- Other post: C of E Archdeacon of Charing Cross (1996-2014)

Orders
- Ordination: 1970 deacon, 1971 priest

Personal details
- Born: William Mungo Jacob 15 November 1944
- Denomination: Anglicanism
- Alma mater: University of Hull, Linacre College, Oxford, University of Exeter, St Stephen's House, Oxford

= Bill Jacob =

British Anglican priest

 William Mungo Jacob (known as Bill) is a retired Anglican priest, who was Archdeacon of Charing Cross from 1996 to 2014.

==Early life==
Jacob was born in 1944. He was educated at the University of Hull (LLB, 1996), Linacre College, Oxford (BA, 1969; MA, 1973) and the University of Exeter (PhD).

==Clerical career==
Jacob trained for ordination at St Stephen's House, Oxford, and was ordained deacon in 1970 and priest in 1971.

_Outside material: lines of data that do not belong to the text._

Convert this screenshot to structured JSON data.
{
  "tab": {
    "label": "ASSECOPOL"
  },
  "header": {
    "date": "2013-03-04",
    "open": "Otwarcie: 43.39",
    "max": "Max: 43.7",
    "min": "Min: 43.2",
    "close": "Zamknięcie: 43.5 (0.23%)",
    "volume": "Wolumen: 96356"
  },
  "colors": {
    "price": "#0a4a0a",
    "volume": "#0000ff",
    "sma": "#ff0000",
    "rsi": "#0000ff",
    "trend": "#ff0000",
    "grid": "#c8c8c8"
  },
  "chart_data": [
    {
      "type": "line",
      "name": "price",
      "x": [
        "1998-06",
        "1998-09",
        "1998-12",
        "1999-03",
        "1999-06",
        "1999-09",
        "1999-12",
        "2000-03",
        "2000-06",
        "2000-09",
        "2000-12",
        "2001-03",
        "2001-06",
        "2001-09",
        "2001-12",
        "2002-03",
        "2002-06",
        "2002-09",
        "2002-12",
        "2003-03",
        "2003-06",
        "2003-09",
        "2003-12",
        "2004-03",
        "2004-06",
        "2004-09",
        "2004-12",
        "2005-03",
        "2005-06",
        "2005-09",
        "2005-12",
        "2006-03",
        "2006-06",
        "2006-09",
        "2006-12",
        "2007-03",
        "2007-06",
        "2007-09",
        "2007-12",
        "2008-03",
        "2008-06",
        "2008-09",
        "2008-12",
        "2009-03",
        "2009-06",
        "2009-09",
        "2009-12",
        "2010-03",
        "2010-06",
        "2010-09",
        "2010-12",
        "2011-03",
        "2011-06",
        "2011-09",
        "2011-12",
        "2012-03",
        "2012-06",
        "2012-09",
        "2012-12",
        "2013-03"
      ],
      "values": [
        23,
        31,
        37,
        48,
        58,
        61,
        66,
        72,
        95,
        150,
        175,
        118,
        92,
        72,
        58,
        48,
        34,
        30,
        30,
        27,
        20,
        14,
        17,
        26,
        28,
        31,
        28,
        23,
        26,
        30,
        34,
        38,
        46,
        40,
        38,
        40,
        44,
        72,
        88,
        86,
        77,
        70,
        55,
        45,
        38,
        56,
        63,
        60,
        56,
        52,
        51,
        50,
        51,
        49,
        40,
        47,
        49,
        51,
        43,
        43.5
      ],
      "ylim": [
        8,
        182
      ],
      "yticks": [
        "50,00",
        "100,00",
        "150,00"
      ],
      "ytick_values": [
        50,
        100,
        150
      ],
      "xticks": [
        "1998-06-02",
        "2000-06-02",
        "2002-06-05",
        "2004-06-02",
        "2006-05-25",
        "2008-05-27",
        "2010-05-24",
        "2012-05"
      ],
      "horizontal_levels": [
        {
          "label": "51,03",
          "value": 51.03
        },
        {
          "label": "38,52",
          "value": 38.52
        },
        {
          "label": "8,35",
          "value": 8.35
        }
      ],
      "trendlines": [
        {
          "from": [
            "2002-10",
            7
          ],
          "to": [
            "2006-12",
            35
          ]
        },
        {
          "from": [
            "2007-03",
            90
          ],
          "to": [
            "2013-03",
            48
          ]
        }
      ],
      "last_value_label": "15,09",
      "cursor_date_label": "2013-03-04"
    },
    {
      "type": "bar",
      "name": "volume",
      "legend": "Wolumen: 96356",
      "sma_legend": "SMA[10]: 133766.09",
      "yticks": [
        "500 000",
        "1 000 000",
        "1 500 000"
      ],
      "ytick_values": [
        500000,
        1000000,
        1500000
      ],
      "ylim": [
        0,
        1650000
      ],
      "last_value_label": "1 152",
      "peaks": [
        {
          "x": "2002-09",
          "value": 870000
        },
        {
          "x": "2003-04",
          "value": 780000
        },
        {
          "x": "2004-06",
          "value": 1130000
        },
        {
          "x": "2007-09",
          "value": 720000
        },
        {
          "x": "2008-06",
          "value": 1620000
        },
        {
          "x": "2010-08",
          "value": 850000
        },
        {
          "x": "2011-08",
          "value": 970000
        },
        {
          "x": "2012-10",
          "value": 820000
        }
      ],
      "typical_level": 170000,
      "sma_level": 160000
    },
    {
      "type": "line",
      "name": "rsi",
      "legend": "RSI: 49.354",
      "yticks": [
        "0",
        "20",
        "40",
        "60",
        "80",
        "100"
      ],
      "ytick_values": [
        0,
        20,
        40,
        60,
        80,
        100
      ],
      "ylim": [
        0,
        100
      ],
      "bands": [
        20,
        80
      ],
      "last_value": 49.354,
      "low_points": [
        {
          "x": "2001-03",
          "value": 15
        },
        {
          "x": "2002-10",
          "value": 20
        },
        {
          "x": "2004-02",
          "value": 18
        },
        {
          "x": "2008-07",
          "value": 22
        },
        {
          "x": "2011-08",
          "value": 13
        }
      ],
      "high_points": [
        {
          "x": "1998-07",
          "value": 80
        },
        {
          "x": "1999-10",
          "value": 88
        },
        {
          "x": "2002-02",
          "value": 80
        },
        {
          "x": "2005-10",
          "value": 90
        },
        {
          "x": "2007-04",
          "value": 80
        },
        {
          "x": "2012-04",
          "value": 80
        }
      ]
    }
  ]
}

He served his title at Wymondham Abbey (1970-1973), after which he was Assistant Chaplain to the Bishop of Exeter (1973-1975), on the staff of Wells Theological College (1975-1980), and Selection Secretary for the Advisory Council for the Church's Ministry (1980-1986). He was then Warden of Lincoln Theological College (1985-1996) and a Canon of Lincoln Cathedral (1986-1996). After the closure of Lincoln Theological College in 1995, he was collated as Archdeacon of Charing Cross in 1996, serving in that role until 2014. That period overlapped with being the Bishop of London’s Senior Chaplain (1996-2000) and Rector of St Giles in the Fields (2000-2015) and Priest-in-Charge of St Anne's Church, Soho (2011-2013). He retired in 2015, and has held a Permission to officiate in London and Norwich.

==Published works==
Jacob is the author of Lay People and Religion in the Early Eighteenth Century (Cambridge University Press: 1996), The Clerical Profession in the Long Eighteenth Century, 1680-1840 (OUP: 2007) and Religious Vitality in Victorian London (OUP: 2021).

==Charitable activities==
Jacob is a director of the Historic Chapels Trust, the Society of the Faith and the Paddington Development Trust. He is president (2021-2022) of the Chapels Society, an amenity society for Non-Conformist chapels.